Colin was also a target for those who wanted to tame him, trap him or wished to bask in the blazing spotlight of his glory.

These were always women.

Therefore Colin Morgan understood innately that nearly everyone was capable of betrayal, anyone could be (and was) devious and no one lived their lives without ulterior motives.

He cared for his family, had close friends but anyone not in his private circle mattered nothing to him. Colin rarely trusted; he knew from a wealth of experience that people did not deserve to be trusted.

And the majority of those “people” were women.

It had started with a girl who became besotted with him when he was still a young man. She’d written him long, lovesick letters and posted them to Harrow. He had little interest in her but didn’t have the desire to tell her to stop writing. Yet when he came home for a holiday, he found her kissing another boy at the tennis courts at their club. Upon seeing his knowing face, she assured Colin she did, indeed, love him, but she certainly wasn’t going to be bored and lonely on Saturday nights while he was away at school.

Then there was the first woman he actually felt some emotion for, a bright woman at Cambridge, a woman with raven hair who reminded him, somewhat, of the portrait of Beatrice.

They had been seeing each other for some months when he’d come across her at a pub when they were out separately one night, her with her girlfriends, he with his friends. Colin had been pleased to see her and approached while her back was to him.

“I cannot believe you’re dating Colin Morgan.
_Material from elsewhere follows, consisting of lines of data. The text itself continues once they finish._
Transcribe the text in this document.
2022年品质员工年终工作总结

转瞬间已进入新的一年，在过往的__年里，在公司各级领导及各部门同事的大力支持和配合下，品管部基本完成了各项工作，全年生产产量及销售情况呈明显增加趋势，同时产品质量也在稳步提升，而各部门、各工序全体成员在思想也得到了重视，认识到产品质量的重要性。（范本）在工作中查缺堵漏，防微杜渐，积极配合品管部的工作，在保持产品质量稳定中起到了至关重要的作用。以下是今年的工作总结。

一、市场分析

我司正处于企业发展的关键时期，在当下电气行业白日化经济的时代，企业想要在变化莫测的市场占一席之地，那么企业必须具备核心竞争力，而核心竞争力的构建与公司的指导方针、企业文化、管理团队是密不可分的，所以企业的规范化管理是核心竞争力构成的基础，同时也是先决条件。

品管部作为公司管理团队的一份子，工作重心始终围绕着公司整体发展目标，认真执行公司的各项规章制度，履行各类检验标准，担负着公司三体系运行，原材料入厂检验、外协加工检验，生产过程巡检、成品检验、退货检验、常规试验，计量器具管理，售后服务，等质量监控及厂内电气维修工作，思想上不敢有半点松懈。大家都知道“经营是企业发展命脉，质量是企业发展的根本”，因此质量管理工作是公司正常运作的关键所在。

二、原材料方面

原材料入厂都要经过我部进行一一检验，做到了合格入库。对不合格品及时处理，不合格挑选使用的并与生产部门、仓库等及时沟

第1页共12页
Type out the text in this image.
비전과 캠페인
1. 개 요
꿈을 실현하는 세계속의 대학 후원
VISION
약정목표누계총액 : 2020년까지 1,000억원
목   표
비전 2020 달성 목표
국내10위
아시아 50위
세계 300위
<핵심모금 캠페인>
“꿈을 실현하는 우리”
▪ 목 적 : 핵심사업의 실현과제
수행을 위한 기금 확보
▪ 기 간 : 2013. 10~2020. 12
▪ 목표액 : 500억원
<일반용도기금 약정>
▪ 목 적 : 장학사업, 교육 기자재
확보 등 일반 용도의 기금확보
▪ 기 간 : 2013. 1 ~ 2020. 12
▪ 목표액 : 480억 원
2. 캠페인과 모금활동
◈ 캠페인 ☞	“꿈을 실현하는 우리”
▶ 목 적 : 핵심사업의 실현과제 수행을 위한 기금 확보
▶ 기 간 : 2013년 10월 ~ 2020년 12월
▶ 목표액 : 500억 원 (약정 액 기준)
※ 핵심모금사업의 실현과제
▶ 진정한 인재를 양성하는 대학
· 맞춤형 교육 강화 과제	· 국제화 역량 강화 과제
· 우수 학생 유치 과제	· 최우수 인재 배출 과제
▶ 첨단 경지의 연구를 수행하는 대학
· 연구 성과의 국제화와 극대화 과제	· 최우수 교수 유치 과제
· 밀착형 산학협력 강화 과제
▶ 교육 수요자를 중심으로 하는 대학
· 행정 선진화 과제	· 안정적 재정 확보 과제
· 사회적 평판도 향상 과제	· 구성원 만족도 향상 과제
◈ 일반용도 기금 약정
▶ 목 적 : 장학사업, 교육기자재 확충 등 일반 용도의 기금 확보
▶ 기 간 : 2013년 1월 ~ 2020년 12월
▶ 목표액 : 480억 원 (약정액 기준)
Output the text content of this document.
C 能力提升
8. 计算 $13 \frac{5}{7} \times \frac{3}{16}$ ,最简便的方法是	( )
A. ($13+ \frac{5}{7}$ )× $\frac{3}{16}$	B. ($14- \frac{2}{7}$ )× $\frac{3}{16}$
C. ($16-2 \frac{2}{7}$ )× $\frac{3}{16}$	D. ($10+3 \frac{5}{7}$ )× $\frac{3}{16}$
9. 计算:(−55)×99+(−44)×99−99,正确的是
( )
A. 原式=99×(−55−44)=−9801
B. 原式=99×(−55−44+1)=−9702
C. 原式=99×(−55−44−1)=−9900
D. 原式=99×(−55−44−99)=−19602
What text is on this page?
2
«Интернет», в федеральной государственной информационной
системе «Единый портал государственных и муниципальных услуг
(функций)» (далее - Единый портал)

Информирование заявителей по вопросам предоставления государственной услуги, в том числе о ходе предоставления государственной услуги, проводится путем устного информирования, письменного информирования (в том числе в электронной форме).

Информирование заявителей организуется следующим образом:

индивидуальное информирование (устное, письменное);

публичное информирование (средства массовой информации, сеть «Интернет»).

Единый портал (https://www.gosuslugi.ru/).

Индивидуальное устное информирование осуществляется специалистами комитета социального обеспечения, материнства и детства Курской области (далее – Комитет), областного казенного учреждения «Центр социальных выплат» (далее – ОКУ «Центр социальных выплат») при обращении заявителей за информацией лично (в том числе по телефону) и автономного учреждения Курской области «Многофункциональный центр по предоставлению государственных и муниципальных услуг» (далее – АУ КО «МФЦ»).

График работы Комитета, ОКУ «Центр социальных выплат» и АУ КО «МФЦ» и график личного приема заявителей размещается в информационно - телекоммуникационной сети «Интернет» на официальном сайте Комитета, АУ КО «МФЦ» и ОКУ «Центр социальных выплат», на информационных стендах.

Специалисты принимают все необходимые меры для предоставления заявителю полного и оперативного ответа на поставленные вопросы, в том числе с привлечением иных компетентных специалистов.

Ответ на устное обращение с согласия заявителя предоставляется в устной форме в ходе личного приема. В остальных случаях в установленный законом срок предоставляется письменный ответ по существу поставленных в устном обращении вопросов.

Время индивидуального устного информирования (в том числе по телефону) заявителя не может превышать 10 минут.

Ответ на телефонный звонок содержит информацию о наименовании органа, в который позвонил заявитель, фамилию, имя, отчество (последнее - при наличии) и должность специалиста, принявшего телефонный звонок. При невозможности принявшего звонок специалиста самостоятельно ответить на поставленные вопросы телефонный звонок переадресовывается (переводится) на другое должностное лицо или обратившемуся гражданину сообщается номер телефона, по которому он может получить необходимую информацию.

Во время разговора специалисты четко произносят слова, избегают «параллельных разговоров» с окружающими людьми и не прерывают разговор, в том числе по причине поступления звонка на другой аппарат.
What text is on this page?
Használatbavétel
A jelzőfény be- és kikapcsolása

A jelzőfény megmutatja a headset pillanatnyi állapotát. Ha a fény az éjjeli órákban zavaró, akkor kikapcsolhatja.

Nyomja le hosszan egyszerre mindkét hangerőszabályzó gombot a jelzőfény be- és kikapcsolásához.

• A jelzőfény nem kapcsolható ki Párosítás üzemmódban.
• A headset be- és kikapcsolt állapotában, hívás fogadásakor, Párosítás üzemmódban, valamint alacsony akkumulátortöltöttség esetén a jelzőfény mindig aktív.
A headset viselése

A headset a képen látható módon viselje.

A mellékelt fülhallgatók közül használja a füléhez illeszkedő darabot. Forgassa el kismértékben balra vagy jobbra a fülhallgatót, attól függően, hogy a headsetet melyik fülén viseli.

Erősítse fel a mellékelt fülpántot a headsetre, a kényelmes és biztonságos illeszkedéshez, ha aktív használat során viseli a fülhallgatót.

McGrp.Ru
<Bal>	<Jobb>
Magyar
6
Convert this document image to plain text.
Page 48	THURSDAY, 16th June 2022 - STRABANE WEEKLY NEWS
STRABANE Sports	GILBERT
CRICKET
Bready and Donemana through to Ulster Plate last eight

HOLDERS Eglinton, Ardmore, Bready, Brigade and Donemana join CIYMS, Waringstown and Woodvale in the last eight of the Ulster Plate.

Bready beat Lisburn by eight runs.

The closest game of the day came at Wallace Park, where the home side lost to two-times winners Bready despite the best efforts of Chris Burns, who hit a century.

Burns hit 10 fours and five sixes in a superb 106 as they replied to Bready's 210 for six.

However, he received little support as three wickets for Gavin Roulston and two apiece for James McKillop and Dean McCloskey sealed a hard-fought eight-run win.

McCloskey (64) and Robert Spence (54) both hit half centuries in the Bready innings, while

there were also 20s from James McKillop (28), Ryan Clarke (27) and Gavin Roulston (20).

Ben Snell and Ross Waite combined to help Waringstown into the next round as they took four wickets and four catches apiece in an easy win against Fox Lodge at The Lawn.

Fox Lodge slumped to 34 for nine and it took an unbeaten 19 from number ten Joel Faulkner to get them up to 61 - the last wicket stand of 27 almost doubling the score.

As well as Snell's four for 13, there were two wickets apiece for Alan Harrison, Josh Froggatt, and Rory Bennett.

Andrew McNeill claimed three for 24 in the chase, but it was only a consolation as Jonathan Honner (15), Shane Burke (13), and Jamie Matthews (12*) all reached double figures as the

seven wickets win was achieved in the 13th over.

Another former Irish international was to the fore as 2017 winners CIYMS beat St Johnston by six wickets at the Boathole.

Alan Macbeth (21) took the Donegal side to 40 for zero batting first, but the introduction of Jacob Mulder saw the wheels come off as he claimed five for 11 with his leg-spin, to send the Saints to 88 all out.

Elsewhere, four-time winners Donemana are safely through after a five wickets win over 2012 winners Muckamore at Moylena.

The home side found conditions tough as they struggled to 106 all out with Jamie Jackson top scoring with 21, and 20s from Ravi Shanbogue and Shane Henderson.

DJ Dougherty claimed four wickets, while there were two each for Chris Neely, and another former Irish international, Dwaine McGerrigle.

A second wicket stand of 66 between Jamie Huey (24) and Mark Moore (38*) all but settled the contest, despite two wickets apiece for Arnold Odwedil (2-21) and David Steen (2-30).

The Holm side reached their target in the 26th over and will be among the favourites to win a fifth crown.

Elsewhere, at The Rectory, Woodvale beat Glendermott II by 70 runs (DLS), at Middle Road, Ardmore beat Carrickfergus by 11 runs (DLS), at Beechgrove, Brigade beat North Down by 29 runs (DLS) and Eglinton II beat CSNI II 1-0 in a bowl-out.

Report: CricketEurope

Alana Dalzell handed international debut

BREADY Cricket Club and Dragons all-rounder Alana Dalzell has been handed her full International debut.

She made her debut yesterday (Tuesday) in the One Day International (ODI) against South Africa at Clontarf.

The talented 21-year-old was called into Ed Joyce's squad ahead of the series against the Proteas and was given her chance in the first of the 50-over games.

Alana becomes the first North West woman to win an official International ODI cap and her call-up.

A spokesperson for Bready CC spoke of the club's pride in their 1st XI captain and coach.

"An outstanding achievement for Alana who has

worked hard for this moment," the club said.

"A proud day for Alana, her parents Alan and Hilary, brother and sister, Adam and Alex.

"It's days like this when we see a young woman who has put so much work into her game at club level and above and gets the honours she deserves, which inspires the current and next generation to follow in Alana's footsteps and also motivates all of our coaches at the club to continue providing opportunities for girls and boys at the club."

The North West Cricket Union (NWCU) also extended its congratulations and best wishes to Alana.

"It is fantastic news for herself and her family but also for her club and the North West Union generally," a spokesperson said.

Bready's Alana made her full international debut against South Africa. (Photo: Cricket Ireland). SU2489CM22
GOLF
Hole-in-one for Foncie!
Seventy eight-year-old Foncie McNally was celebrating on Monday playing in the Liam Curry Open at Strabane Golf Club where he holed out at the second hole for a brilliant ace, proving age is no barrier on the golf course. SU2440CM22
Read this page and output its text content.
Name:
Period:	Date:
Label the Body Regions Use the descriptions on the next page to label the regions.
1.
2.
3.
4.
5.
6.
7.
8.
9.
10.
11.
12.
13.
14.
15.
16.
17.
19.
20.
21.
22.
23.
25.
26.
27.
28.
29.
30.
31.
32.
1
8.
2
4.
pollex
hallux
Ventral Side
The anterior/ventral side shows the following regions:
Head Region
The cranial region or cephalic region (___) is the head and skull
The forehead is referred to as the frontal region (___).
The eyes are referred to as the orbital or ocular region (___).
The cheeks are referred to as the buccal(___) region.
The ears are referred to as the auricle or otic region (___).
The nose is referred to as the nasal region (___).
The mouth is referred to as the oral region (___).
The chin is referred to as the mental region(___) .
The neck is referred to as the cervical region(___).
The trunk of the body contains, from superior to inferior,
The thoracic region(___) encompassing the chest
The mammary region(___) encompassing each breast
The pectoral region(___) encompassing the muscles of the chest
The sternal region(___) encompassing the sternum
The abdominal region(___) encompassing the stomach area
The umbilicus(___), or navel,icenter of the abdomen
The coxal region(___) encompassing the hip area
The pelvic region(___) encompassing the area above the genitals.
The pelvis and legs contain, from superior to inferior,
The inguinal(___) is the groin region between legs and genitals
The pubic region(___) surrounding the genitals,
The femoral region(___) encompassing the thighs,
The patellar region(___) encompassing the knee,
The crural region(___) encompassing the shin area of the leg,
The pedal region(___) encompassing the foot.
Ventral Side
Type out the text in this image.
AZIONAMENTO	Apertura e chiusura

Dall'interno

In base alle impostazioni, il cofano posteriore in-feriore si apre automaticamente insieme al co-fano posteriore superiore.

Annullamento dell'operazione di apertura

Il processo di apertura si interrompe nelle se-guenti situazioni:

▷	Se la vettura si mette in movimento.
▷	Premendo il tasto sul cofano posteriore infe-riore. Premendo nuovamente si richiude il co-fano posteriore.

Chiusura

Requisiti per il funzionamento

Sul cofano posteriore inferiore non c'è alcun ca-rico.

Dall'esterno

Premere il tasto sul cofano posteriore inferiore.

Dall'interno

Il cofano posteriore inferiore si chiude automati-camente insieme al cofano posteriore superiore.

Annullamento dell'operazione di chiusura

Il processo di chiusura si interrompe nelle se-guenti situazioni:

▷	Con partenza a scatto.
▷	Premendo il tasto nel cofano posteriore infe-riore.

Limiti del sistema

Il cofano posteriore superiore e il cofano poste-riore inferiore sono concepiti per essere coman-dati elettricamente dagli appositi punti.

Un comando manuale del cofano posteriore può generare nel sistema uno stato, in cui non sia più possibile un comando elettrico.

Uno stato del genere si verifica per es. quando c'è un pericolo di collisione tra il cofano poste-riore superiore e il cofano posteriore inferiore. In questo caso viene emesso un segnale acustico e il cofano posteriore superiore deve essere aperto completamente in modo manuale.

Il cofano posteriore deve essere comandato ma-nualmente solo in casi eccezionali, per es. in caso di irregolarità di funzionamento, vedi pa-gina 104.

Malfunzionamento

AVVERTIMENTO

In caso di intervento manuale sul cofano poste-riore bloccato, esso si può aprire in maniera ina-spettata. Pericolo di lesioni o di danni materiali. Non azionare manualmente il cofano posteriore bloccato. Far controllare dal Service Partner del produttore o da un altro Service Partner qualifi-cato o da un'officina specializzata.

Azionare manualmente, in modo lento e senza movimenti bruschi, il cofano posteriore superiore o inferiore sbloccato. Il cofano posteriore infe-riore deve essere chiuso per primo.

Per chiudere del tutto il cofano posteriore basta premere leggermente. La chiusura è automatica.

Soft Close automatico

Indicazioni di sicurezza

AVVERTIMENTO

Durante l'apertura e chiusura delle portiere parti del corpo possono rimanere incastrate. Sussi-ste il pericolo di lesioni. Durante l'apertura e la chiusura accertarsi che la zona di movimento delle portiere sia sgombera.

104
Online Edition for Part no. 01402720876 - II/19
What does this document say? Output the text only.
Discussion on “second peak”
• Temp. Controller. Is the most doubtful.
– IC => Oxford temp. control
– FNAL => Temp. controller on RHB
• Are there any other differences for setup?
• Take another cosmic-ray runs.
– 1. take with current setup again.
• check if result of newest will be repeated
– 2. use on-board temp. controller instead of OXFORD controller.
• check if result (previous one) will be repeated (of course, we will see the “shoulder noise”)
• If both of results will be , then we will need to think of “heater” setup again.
He’s gorgeous!” he heard her friend say.

“Yes,” his girlfriend replied, “and he’s got a huge trust fund.”

All the girls had laughed. Colin had walked away and the next day when she phoned, he hung up on her. He completely cut her out of his life, turned away from her if he met her on the pavement and put the phone down on her the dozens of times she called. He never told her what he heard, he never gave her the chance to explain herself, indeed, he never spoke a word to her again.

Then there was Portia.

Colin had met Portia in London shortly after starting his own brokerage. Slowly, over time, she’d broken down the barriers that seemed, for no reason at all (and yet every reason), to have been around his heart since he was born. Eventually, after a great deal of effort on her part, he’d fallen in love with the passionate, chestnut-haired beauty.

On the verge of asking her to marry him, he’d come home far earlier than normal and found her na**d on the floor in the living room of his flat. She’d been on all fours, his best friend, Kevin, on his knees behind her. He could still remember when her face, looking strangely bored and definitely resigned, turned to him. He could still remember how her expression melted to horror at being caught.

Colin had never been so furious in his life. He’d nearly torn Kevin limb-from-limb and he could have easily struck Portia and not regretted it.

Instead, he’d walked out of the room, moved out of the flat they shared and remorselessly turned his back on the both of them, never seeing either one of them again. Though, she had phoned. He could still remember the pleading in her voice when she tried to win him back.

“Colin, I’ve been with you for months and you didn’t ask me to marry you. I need to get married, I have to. Don’t you understand? That’s what girls like me do,” she explained as if it was the most natural thing in the world.